Holly Jo said nothing. When he glanced at her, he saw her looking toward the river and the county road beyond the trees. The next thing he knew, she’d dug her heels into her horse, giving it free rein. The mare took off toward the river with her holding on for dear life.
“Pull in the reins,” he called after her. But she wasn’t paying any attention. He could see the barbed-wire fence between her and the river. Holly Jo and her horse were headed right for it.
He swore and raced after her.
* * *
AS HIS FATHER and Holly Jo had ridden off, Cooper started back to the house. He felt as if he’d been beating his head against a brick wall since he’d been home. What had started as simply trying to find out why Oakley had wanted him to know the name Buttercup had turned into so much more. It had taken him to Tilly, and one thing had led to another, as if it had been inevitable.
Only that path had so many pitfalls in it that he’d been dragging his feet. He feared that if he and Tilly went any further, it would only lead to heartbreak. As much as he wanted her—more than his next breath—he wasn’t sure it was possible.
Pushing that painful thought away, he tried to focus on what they’d uncovered. So much. Yet none of it seemed to fit together. They still didn’t know who’d shot Oakley or what Buttercup meant or why it had been so important that she tell him the day she was shot.
Finding the pilot of the plane that had flown over that day led them to Howie Gunderson and Tick Whitaker and the CH4 gas company. CH4 kept coming up. First with his brother’s name indented on the note that Howie had given him. The same notepaper Leann had used to write her goodbye notes to him, then later on, the notepad Stu had in his desk. It was on the latter one that he’d seen the name Leann indented on the paper.

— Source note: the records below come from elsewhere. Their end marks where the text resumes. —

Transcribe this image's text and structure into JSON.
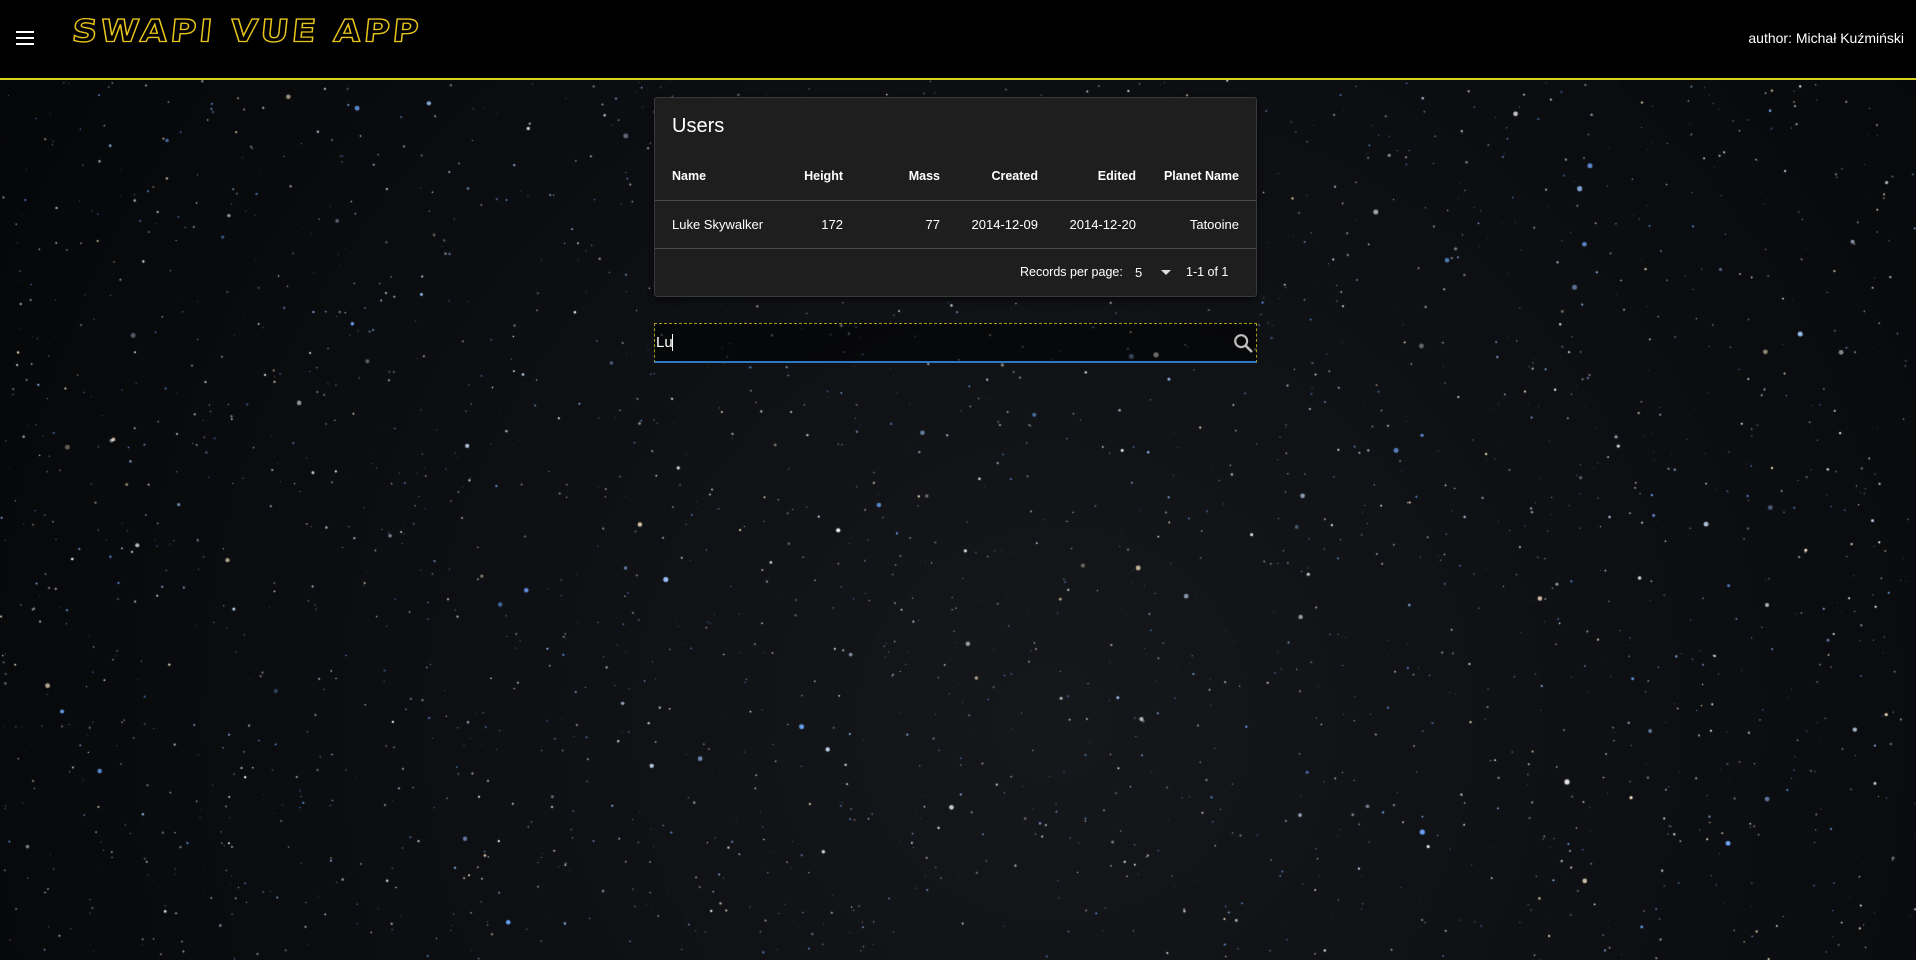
{
  "app": {
    "title": "SWAPI VUE APP",
    "author": "author: Michał Kuźmiński"
  },
  "users_card": {
    "title": "Users",
    "columns": [
      "Name",
      "Height",
      "Mass",
      "Created",
      "Edited",
      "Planet Name"
    ],
    "rows": [
      {
        "name": "Luke Skywalker",
        "height": "172",
        "mass": "77",
        "created": "2014-12-09",
        "edited": "2014-12-20",
        "planet_name": "Tatooine"
      }
    ],
    "footer": {
      "records_per_page_label": "Records per page:",
      "records_per_page_value": "5",
      "page_info": "1-1 of 1"
    }
  },
  "search": {
    "value": "Lu"
  },
  "colors": {
    "accent_yellow": "#e8c51a",
    "toolbar_border": "#d8d21a",
    "input_underline": "#2b79c2",
    "card_background": "#1e1e1e"
  },
  "icons": {
    "menu": "hamburger-menu-icon",
    "search": "magnifier-search-icon",
    "select": "caret-down-icon"
  }
}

Everything they’d found kept leading them back to CH4 and coalbed methane drilling, including the Dirty Business group Oakley had been involved in—until they’d found the meth lab on the other side of the ravine Oakley had come riding out of the day she was shot.
While Cooper didn’t trust any of them, he and Tilly hadn’t found a link to Oakley’s shooting. He felt at loose ends. His father and Holly Jo weren’t back from their ride, but Deacon said he’d go look for them if necessary.
Unable to sit still, he drove into town thinking he might go to the bar, have some nachos and beer, and try to make sense out of everything that had happened since he’d returned home.
But a block away from the bar, he saw a uniformed figure come stumbling out, then weave his way across the street. Cooper sighed, all his instincts telling him to leave the sheriff be as he drove on by pretending not to see him. But as drunk as Stu was, he realized he couldn’t let him drive home and he was headed for his patrol SUV.
He swore and made a U-turn in the middle of the street, tires screaming, to go back. He pulled in behind the sheriff’s rig and got out.
“I should arrest you for that,” Stu said, having apparently stopped to watch him make the turn.
“A U-turn to come back and keep you from driving drunk?” He held out his wrists. “You got your cuffs on you?”
Stu staggered back, bumping into his patrol SUV, then pinging off it to stumble into the pines and sit down hard on the ground.
“You called the Feds,” he accused drunkenly.
“You didn’t act like you were going to do anything.”
“I told you. I didn’t get the messages.”
Did he believe that? Not really. “Had it been from anyone but me, you would have been out there at first light.”
The sheriff merely looked up at him from under hooded eyes. “I wasn’t in town. I’d just gotten back, barely making it into the office on time.”
Cooper ground his teeth and said nothing.
“Why don’t you sit down? You’re giving me a pain in my neck,” Stu said.
He hesitated, then sat down on the ground, both of them facing the street and the bar across from it.
“We found one of the four-wheelers smashed in the rocks,” Stuart said. “There was blood, but no body. We’re running DNA on the blood. If we get a match... Thought you’d want to know that I’m actually doing my thankless job. The Feds are taking it from here. I’m sure they’ll be a lot more thorough than me.”